- Overthrow as depicted in Millennium #2 (January 1988). Art by Joe Staton.

Publication information
- Publisher: DC Comics
- First appearance: Blue Beetle (vol. 2) #15 (August 1987)
- Created by: Len Wein (writer) Ross Andru (artist)

In-story information
- Full name: Arnold Daniel Beck
- Team affiliations: Manhunters
- Abilities: Armored battlesuit provides flight and protection Cybernetic cesta throws explosive spheres

= Overthrow (comics) =

Overthrow (Arnold Beck) is a DC Comics supervillain who serves as an adversary to the Blue Beetle.

==Fictional character biography==
Arnold Beck is an embittered employee let go from Kord Omniversal (the corporation run by Ted Kord, the Blue Beetle) who believes himself to be a victim of the military–industrial complex, of which Kord's company is a prime element. Utlilizing powered armor and a stylized weapon that hurls explosives, Beck intends to demolish Kord's facilities; this brings him into conflict with the Blue Beetle, who handily defeats him.
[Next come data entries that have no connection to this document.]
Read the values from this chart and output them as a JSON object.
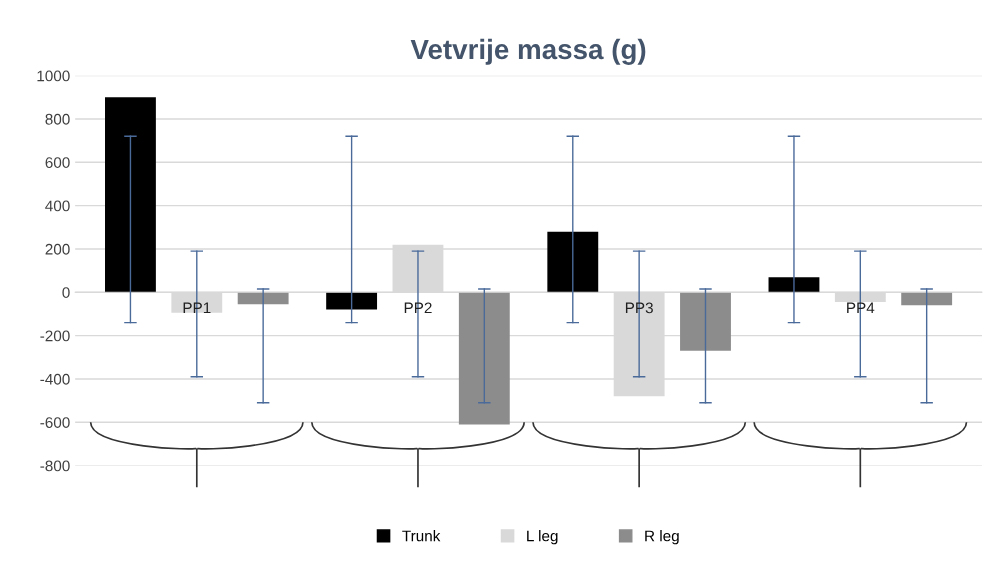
{
  "chart_data": {
    "type": "bar",
    "title": "Vetvrije massa (g)",
    "categories": [
      "PP1",
      "PP2",
      "PP3",
      "PP4"
    ],
    "series": [
      {
        "name": "Trunk",
        "color": "#000000",
        "values": [
          900,
          -80,
          280,
          70
        ],
        "errors": [
          [
            -140,
            720
          ],
          [
            -140,
            720
          ],
          [
            -140,
            720
          ],
          [
            -140,
            720
          ]
        ]
      },
      {
        "name": "L leg",
        "color": "#d9d9d9",
        "values": [
          -95,
          220,
          -480,
          -45
        ],
        "errors": [
          [
            -390,
            190
          ],
          [
            -390,
            190
          ],
          [
            -390,
            190
          ],
          [
            -390,
            190
          ]
        ]
      },
      {
        "name": "R leg",
        "color": "#8c8c8c",
        "values": [
          -55,
          -610,
          -270,
          -60
        ],
        "errors": [
          [
            -510,
            15
          ],
          [
            -510,
            15
          ],
          [
            -510,
            15
          ],
          [
            -510,
            15
          ]
        ]
      }
    ],
    "ylim": [
      -800,
      1000
    ],
    "yticks": [
      -800,
      -600,
      -400,
      -200,
      0,
      200,
      400,
      600,
      800,
      1000
    ],
    "grid": "y",
    "legend": "bottom"
  }
}
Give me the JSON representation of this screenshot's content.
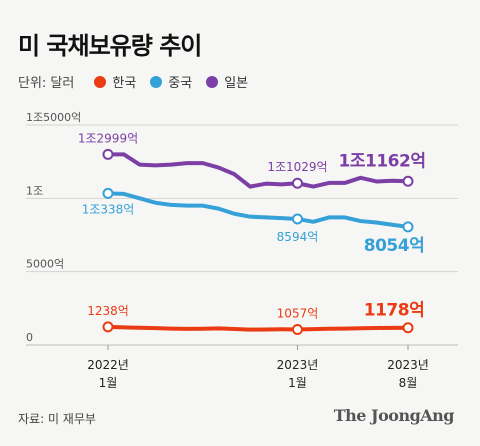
{
  "title": "미 국채보유량 추이",
  "unit": "단위: 달러",
  "source": "자료: 미 재무부",
  "logo": "The JoongAng",
  "legend": [
    {
      "label": "한국",
      "color": "#ea3b14"
    },
    {
      "label": "중국",
      "color": "#36a1d8"
    },
    {
      "label": "일본",
      "color": "#7b3fa6"
    }
  ],
  "chart_data": {
    "type": "line",
    "ylim": [
      0,
      15000
    ],
    "yticks": [
      {
        "value": 15000,
        "label": "1조5000억"
      },
      {
        "value": 10000,
        "label": "1조"
      },
      {
        "value": 5000,
        "label": "5000억"
      },
      {
        "value": 0,
        "label": "0"
      }
    ],
    "xticks": [
      {
        "index": 0,
        "label": [
          "2022년",
          "1월"
        ]
      },
      {
        "index": 12,
        "label": [
          "2023년",
          "1월"
        ]
      },
      {
        "index": 19,
        "label": [
          "2023년",
          "8월"
        ]
      }
    ],
    "x": [
      "2022-01",
      "2022-02",
      "2022-03",
      "2022-04",
      "2022-05",
      "2022-06",
      "2022-07",
      "2022-08",
      "2022-09",
      "2022-10",
      "2022-11",
      "2022-12",
      "2023-01",
      "2023-02",
      "2023-03",
      "2023-04",
      "2023-05",
      "2023-06",
      "2023-07",
      "2023-08"
    ],
    "series": [
      {
        "name": "일본",
        "color": "#7b3fa6",
        "values": [
          12999,
          13000,
          12300,
          12250,
          12300,
          12400,
          12400,
          12100,
          11650,
          10800,
          11000,
          10950,
          11029,
          10800,
          11050,
          11050,
          11400,
          11150,
          11200,
          11162
        ],
        "labels": [
          {
            "index": 0,
            "text": "1조2999억"
          },
          {
            "index": 12,
            "text": "1조1029억"
          },
          {
            "index": 19,
            "text": "1조1162억"
          }
        ]
      },
      {
        "name": "중국",
        "color": "#36a1d8",
        "values": [
          10338,
          10300,
          10000,
          9700,
          9550,
          9500,
          9500,
          9300,
          8950,
          8750,
          8700,
          8650,
          8594,
          8400,
          8700,
          8700,
          8450,
          8350,
          8200,
          8054
        ],
        "labels": [
          {
            "index": 0,
            "text": "1조338억"
          },
          {
            "index": 12,
            "text": "8594억"
          },
          {
            "index": 19,
            "text": "8054억"
          }
        ]
      },
      {
        "name": "한국",
        "color": "#ea3b14",
        "values": [
          1238,
          1200,
          1180,
          1150,
          1120,
          1100,
          1110,
          1130,
          1090,
          1050,
          1060,
          1070,
          1057,
          1080,
          1110,
          1120,
          1140,
          1160,
          1170,
          1178
        ],
        "labels": [
          {
            "index": 0,
            "text": "1238억"
          },
          {
            "index": 12,
            "text": "1057억"
          },
          {
            "index": 19,
            "text": "1178억"
          }
        ]
      }
    ]
  }
}
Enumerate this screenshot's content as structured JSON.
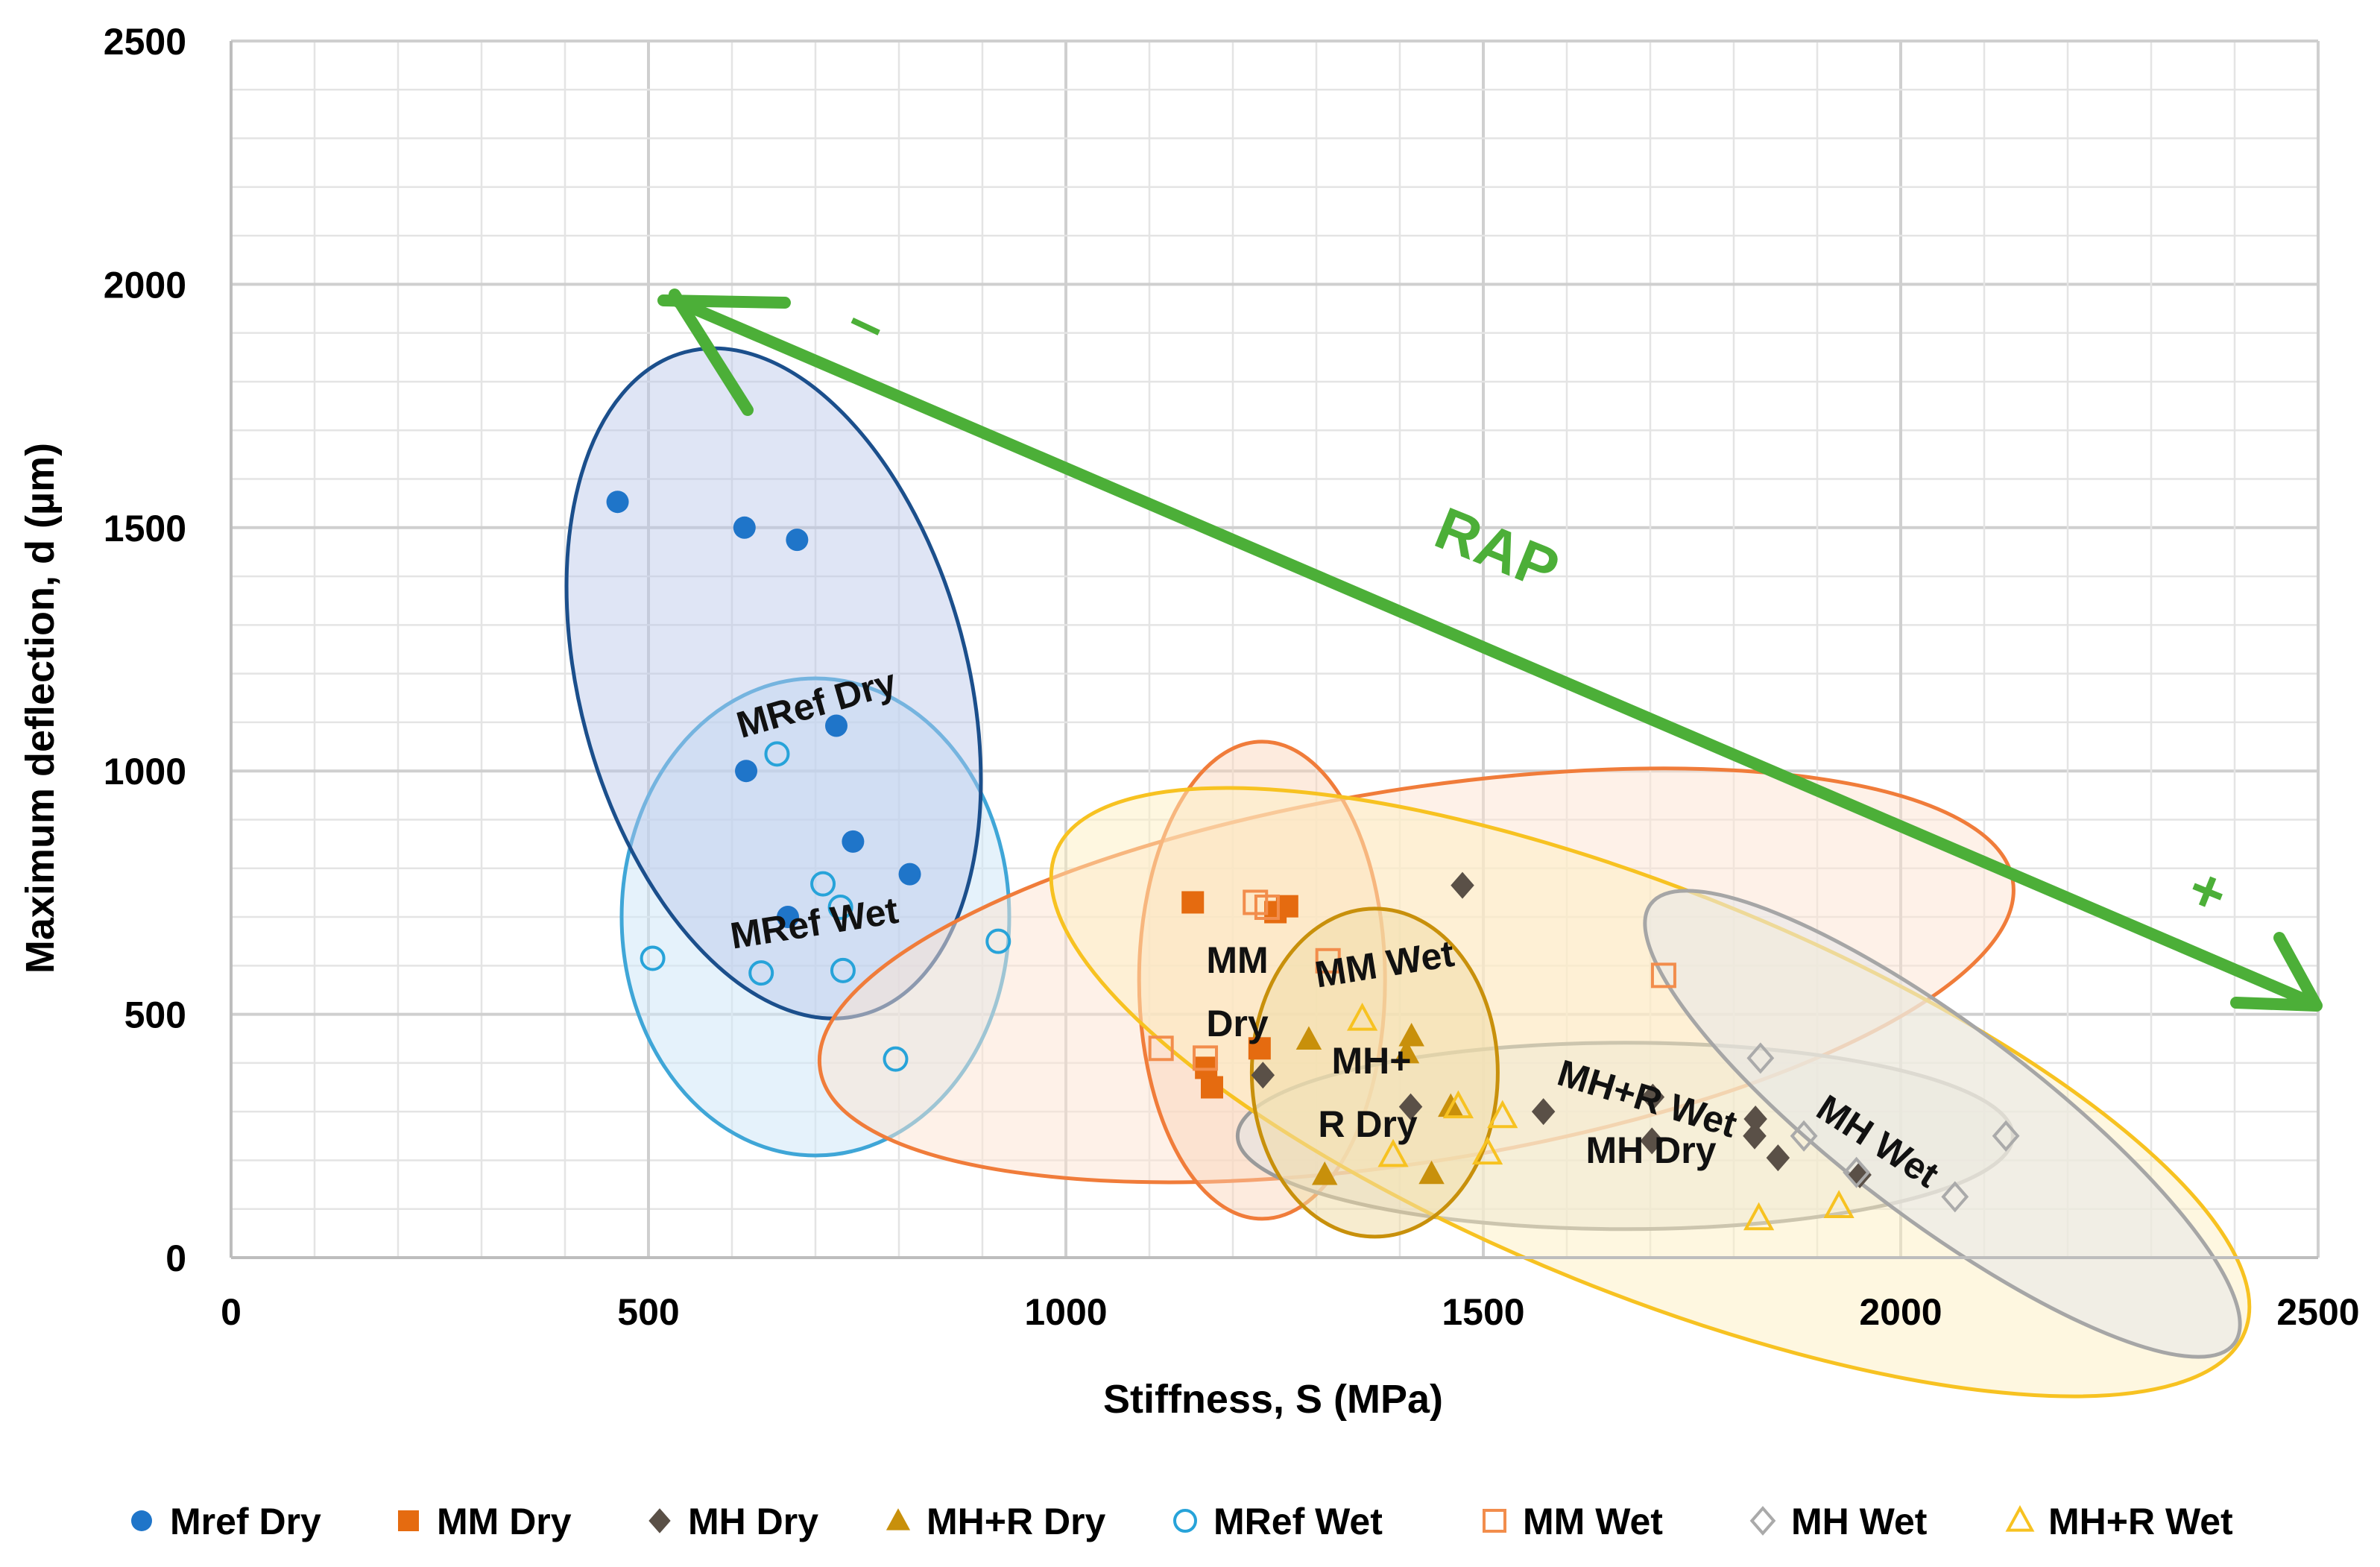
{
  "chart_data": {
    "type": "scatter",
    "title": "",
    "xlabel": "Stiffness, S (MPa)",
    "ylabel": "Maximum deflection, d (µm)",
    "xlim": [
      0,
      2500
    ],
    "ylim": [
      0,
      2500
    ],
    "x_ticks": [
      "0",
      "500",
      "1000",
      "1500",
      "2000",
      "2500"
    ],
    "y_ticks": [
      "0",
      "500",
      "1000",
      "1500",
      "2000",
      "2500"
    ],
    "grid": true,
    "legend_position": "bottom",
    "series": [
      {
        "name": "Mref Dry",
        "marker": "circle-filled",
        "color": "#1f75c9",
        "points": [
          [
            463,
            1553
          ],
          [
            615,
            1500
          ],
          [
            678,
            1475
          ],
          [
            725,
            1093
          ],
          [
            617,
            1000
          ],
          [
            745,
            855
          ],
          [
            813,
            788
          ],
          [
            667,
            700
          ]
        ]
      },
      {
        "name": "MM Dry",
        "marker": "square-filled",
        "color": "#e56b10",
        "points": [
          [
            1152,
            730
          ],
          [
            1251,
            710
          ],
          [
            1265,
            722
          ],
          [
            1168,
            390
          ],
          [
            1175,
            350
          ],
          [
            1232,
            430
          ]
        ]
      },
      {
        "name": "MH Dry",
        "marker": "diamond-filled",
        "color": "#5a5047",
        "points": [
          [
            1475,
            765
          ],
          [
            1236,
            375
          ],
          [
            1413,
            310
          ],
          [
            1572,
            300
          ],
          [
            1703,
            330
          ],
          [
            1826,
            285
          ],
          [
            1853,
            205
          ],
          [
            1825,
            250
          ],
          [
            1951,
            170
          ],
          [
            1702,
            240
          ]
        ]
      },
      {
        "name": "MH+R Dry",
        "marker": "triangle-filled",
        "color": "#c8900b",
        "points": [
          [
            1310,
            170
          ],
          [
            1291,
            448
          ],
          [
            1414,
            455
          ],
          [
            1408,
            420
          ],
          [
            1438,
            172
          ],
          [
            1461,
            310
          ]
        ]
      },
      {
        "name": "MRef Wet",
        "marker": "circle-open",
        "color": "#27a3d9",
        "points": [
          [
            654,
            1035
          ],
          [
            709,
            768
          ],
          [
            730,
            720
          ],
          [
            505,
            615
          ],
          [
            635,
            585
          ],
          [
            733,
            590
          ],
          [
            919,
            650
          ],
          [
            796,
            408
          ]
        ]
      },
      {
        "name": "MM Wet",
        "marker": "square-open",
        "color": "#f28d4c",
        "points": [
          [
            1227,
            730
          ],
          [
            1241,
            720
          ],
          [
            1314,
            610
          ],
          [
            1114,
            430
          ],
          [
            1167,
            410
          ],
          [
            1716,
            580
          ]
        ]
      },
      {
        "name": "MH Wet",
        "marker": "diamond-open",
        "color": "#aaaaaa",
        "points": [
          [
            1832,
            410
          ],
          [
            1884,
            250
          ],
          [
            2126,
            250
          ],
          [
            2065,
            125
          ],
          [
            1947,
            175
          ]
        ]
      },
      {
        "name": "MH+R Wet",
        "marker": "triangle-open",
        "color": "#f7c221",
        "points": [
          [
            1355,
            490
          ],
          [
            1470,
            310
          ],
          [
            1392,
            210
          ],
          [
            1505,
            215
          ],
          [
            1523,
            290
          ],
          [
            1830,
            80
          ],
          [
            1926,
            105
          ]
        ]
      }
    ],
    "annotations": [
      {
        "text": "MRef Dry"
      },
      {
        "text": "MRef Wet"
      },
      {
        "text": "MM"
      },
      {
        "text": "Dry"
      },
      {
        "text": "MM Wet"
      },
      {
        "text": "MH+"
      },
      {
        "text": "R Dry"
      },
      {
        "text": "MH+R Wet"
      },
      {
        "text": "MH Dry"
      },
      {
        "text": "MH Wet"
      },
      {
        "text": "RAP"
      },
      {
        "text": "–"
      },
      {
        "text": "+"
      }
    ],
    "colors": {
      "rap_arrow": "#4caf38",
      "grid": "#d9d9d9",
      "mref_dry_ellipse": "#1b4f8c",
      "mref_wet_ellipse": "#3fa6d7",
      "mm_dry_ellipse": "#f07c3a",
      "mm_wet_ellipse": "#f07c3a",
      "mhr_dry_ellipse": "#c8900b",
      "mhr_wet_ellipse": "#f7c221",
      "mh_dry_ellipse": "#9a9a9a",
      "mh_wet_ellipse": "#a6a6a6"
    }
  }
}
===The Millennium Affair===
During the Millennium event, the intergalactic group known as the Manhunters becomes set on stopping the Guardians of the Universe. Overthrow is revealed to have been working with the Manhunters, who provided him with his armor. On the Manhunters' orders, Overthrow attempts to contain and impede Blue Beetle's activities. Beetle once again defeats Overthrow. Following the defeat of Earth's Manhunters by the combined heroes of Earth, Overthrow disappears.

===Death===
Overthrow lives for some time in Zandia, the former demesne of Brother Blood's Church of Blood. Overthrow is part of Zandia's Olympic team, which is made up largely of supervillains. In the series The OMAC Project, Overthrow is targeted by Maxwell Lord, who sends an OMAC to kill him.

==Weapons==
Overthrow's armored battlesuit's primary weapon was its cybernetic cesta, which allowed him to hurl explosive spheres with superhuman accuracy and velocity. The suit also gave Beck a degree of protection and allowed him to fly.